(Circulation. 1999;100:2153.)
© 1999 American Heart Association, Inc.
Clinical Investigation and Reports |
From the Departments of Cardiac Surgery, Medical University of Lübeck, Lübeck, Germany (R.G.L., C.S., H.-H.S.), and the National Heart and Lung Institute at the Imperial College of Science, Technology, and Medicine, London, UK (M.H.Y.).

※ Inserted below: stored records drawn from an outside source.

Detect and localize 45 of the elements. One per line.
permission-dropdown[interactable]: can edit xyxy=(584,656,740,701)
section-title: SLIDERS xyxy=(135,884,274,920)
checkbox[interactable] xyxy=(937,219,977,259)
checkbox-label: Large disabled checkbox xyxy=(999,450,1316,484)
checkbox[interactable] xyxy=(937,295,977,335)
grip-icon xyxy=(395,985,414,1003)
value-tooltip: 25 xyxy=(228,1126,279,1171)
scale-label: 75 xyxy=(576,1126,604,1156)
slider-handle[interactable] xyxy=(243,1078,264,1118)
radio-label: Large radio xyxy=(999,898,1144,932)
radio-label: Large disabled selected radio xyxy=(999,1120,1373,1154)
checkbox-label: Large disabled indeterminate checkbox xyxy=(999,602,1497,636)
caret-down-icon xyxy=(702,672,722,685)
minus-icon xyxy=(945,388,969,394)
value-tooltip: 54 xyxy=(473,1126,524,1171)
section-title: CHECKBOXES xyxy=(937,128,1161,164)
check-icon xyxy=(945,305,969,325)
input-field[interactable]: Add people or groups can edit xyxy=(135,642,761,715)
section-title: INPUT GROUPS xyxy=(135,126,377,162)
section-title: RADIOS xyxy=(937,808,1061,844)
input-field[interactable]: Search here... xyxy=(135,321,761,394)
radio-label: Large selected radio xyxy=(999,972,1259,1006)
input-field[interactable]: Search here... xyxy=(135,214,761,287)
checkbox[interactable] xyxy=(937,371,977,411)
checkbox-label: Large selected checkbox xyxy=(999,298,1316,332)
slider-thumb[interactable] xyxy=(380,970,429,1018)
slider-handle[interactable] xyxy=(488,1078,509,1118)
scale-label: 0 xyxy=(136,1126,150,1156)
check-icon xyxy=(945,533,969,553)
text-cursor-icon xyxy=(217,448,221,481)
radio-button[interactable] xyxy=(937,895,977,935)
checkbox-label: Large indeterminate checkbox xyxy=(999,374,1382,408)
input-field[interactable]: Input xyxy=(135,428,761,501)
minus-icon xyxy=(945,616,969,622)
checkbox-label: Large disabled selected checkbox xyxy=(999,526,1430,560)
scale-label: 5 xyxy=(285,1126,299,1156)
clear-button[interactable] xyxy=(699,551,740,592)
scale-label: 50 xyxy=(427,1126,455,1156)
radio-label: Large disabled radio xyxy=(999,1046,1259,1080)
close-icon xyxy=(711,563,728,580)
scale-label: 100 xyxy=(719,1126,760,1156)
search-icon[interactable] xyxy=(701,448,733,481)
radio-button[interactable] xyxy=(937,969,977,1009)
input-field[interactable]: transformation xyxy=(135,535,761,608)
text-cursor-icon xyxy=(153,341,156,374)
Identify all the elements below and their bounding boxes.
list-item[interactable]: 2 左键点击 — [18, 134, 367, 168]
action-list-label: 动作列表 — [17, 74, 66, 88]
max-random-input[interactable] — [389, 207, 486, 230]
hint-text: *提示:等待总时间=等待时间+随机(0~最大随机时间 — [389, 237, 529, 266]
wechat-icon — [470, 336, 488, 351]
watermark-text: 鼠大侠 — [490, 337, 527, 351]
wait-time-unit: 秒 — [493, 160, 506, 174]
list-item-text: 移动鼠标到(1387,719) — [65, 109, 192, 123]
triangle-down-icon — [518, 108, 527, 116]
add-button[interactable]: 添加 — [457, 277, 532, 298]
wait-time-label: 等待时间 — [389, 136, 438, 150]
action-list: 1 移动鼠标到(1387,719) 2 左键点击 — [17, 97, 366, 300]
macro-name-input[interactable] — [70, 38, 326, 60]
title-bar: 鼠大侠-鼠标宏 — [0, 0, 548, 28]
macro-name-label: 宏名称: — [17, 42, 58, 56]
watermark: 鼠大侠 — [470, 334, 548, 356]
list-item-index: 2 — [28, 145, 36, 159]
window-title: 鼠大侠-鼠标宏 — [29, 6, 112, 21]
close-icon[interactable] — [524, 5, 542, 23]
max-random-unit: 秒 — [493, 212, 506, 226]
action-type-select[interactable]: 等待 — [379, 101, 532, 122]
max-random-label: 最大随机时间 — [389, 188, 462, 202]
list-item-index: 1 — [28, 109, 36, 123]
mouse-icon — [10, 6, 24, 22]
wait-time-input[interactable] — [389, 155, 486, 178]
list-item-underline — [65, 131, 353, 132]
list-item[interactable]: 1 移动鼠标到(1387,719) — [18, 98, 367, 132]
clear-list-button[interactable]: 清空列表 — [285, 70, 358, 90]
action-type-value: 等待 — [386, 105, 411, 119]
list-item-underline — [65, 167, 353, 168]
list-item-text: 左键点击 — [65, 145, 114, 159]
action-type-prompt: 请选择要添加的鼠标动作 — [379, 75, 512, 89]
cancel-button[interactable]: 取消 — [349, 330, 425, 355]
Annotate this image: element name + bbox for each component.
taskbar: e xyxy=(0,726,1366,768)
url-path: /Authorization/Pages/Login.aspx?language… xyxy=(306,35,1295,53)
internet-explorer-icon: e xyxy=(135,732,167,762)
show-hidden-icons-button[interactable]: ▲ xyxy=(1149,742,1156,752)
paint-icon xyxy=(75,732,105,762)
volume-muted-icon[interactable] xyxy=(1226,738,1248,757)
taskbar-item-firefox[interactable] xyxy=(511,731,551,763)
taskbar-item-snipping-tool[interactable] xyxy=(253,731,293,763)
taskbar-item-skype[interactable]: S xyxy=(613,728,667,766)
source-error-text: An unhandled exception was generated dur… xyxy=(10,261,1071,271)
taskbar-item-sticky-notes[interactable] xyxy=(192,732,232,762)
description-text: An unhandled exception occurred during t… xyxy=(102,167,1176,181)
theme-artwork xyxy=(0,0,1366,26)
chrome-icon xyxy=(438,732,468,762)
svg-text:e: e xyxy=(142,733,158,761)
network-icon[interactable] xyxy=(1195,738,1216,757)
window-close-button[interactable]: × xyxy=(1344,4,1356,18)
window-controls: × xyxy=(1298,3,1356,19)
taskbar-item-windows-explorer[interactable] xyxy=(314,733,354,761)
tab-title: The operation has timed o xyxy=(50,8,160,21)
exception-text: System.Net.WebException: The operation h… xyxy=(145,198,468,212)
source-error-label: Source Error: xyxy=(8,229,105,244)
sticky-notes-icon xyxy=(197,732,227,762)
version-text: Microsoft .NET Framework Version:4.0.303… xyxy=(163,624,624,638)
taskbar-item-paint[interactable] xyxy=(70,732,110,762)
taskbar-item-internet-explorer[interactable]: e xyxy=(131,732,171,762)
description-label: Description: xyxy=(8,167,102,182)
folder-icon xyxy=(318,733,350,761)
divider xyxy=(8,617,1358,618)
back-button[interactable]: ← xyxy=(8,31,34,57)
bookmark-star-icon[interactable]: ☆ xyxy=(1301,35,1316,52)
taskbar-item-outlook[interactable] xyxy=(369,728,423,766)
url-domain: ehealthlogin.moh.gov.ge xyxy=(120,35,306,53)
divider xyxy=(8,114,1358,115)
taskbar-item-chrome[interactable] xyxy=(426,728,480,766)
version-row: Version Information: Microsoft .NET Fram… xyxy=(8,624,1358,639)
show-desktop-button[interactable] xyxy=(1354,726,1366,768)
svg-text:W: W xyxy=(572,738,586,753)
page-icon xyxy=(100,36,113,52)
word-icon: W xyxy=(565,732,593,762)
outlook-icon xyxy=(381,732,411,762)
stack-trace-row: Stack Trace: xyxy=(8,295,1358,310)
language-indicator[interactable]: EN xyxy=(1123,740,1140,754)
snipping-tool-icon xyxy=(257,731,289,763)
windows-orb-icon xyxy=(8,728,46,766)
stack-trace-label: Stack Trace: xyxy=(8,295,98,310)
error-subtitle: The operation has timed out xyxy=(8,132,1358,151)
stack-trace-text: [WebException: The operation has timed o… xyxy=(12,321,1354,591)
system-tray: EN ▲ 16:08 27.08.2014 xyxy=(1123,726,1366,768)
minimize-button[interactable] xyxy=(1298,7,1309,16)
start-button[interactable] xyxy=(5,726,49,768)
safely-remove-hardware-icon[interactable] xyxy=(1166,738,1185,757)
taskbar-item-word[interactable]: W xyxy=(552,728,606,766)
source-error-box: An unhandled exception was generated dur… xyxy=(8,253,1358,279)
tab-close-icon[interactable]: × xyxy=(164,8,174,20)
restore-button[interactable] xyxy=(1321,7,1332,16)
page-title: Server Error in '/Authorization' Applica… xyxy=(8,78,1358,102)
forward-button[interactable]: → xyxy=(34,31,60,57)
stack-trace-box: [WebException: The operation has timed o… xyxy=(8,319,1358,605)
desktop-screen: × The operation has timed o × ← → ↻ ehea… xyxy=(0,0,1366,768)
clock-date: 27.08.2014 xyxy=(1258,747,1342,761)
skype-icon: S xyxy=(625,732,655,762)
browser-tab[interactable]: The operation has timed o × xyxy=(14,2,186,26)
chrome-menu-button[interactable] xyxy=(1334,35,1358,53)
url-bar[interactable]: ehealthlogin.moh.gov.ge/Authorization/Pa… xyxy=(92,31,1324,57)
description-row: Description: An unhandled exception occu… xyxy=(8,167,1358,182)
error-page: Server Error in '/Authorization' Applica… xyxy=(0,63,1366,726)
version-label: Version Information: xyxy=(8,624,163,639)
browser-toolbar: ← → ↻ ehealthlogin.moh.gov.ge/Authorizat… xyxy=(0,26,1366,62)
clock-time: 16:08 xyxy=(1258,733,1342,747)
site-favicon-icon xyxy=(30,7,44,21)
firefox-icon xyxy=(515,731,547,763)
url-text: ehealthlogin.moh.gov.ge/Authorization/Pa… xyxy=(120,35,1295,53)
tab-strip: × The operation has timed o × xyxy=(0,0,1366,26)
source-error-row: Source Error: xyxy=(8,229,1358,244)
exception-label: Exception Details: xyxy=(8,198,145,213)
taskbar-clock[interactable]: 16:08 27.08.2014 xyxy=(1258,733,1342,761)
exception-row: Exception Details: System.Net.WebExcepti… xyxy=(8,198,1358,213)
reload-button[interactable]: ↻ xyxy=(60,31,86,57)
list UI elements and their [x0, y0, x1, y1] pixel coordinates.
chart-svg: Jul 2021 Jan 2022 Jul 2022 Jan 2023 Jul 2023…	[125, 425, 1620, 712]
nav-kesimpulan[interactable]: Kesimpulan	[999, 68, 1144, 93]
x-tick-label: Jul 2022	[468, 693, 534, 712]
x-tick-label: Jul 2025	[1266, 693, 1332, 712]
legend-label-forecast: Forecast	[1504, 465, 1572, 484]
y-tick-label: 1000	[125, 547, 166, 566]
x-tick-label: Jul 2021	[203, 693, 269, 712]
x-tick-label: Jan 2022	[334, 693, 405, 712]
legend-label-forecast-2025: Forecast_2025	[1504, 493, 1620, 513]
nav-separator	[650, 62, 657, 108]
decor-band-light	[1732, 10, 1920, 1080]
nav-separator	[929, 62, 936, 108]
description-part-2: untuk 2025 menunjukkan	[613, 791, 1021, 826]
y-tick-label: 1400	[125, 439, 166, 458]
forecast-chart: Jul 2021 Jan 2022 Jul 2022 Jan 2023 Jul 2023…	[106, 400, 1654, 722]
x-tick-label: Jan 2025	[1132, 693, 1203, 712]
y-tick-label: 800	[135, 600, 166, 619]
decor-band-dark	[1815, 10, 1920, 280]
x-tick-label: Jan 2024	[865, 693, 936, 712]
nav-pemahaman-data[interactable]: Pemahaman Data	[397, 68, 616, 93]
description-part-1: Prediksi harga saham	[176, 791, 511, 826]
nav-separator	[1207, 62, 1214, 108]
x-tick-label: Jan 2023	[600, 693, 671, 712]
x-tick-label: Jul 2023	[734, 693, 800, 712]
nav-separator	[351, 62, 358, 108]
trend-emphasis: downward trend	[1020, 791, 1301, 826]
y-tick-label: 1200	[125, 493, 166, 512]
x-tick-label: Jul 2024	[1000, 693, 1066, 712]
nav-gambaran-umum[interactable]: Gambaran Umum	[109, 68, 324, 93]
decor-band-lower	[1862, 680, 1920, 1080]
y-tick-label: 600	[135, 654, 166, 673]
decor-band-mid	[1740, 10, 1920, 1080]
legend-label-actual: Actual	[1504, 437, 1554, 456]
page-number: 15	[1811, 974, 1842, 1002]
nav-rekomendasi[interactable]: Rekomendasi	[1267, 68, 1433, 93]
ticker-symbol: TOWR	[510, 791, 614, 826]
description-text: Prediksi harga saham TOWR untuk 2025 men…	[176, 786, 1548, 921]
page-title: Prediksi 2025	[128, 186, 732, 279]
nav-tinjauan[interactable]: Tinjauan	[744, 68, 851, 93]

Correspondence to Prof H.H. Sievers, Klinik für Herzchirurgie, Medizinische Universität zu Lübeck, Ratzeburger Allee 160, D-23538 Lübeck, Germany. E-mail herzchir{at}medinf.mu-luebeck.de
BackgroundThe surgical approach to aortic root aneurysm and/or dissection remains controversial. The use of valve-sparing operations, which are thought to have many advantages, is increasing. We hypothesized that the particular technique and type of surgery could influence valve motion characteristics and function. Therefore, we studied the instantaneous opening and closing characteristics of the aortic valve after the main 2 types of valve-sparing surgery.
Methods and ResultsIn 20 patients (10 with tube replacement of the aortic root, group A; and 10 with separate replacement of the sinuses of Valsalva, group B) and 10 controls (group C), transthoracic and transesophageal studies on aortic valve dynamics were performed. Three distinct phases of aortic valve motion were identified. They were as follows: (1) a rapid opening, with a velocity of 20.9±4.2 cm/s in group C, 27.1±10.9 cm/s in group B (P=NS), and 58.3±18.4 cm/s in group A (group A versus group C, P<0.001; group A versus group B, P=0.001); (2) a slow systolic closure, with 12.5±6.6% and 10.8±2.2% of maximal opening in groups C and B, respectively (P=NS), and 3.8±1.6% in group A (group A versus group C, P=0.001; group A versus group B, P<0.001); and (3) a rapid closing movement, with a velocity of 26.3±5.6 cm/s in group C, 32.4±11.4 cm/s in group B (P=NS), and 21.8±3.5 cm/s in group A (group A versus group C, P=NS; group A versus group B, P=0.008). The pressure strain of the elastic modulus was different in groups C and B only at the commissures (682±145 g/cm2 versus 1896±726 g/cm2, respectively; P<0.001). At all root levels, the distensibility was reduced in group A (P<0.001). Systolic contact of aortic cusps and wall occurred only in group A.
ConclusionsNear-normal opening and closing characteristics can be achieved by a technique that preserves the shape and independent mobility of the sinuses of Valsalva.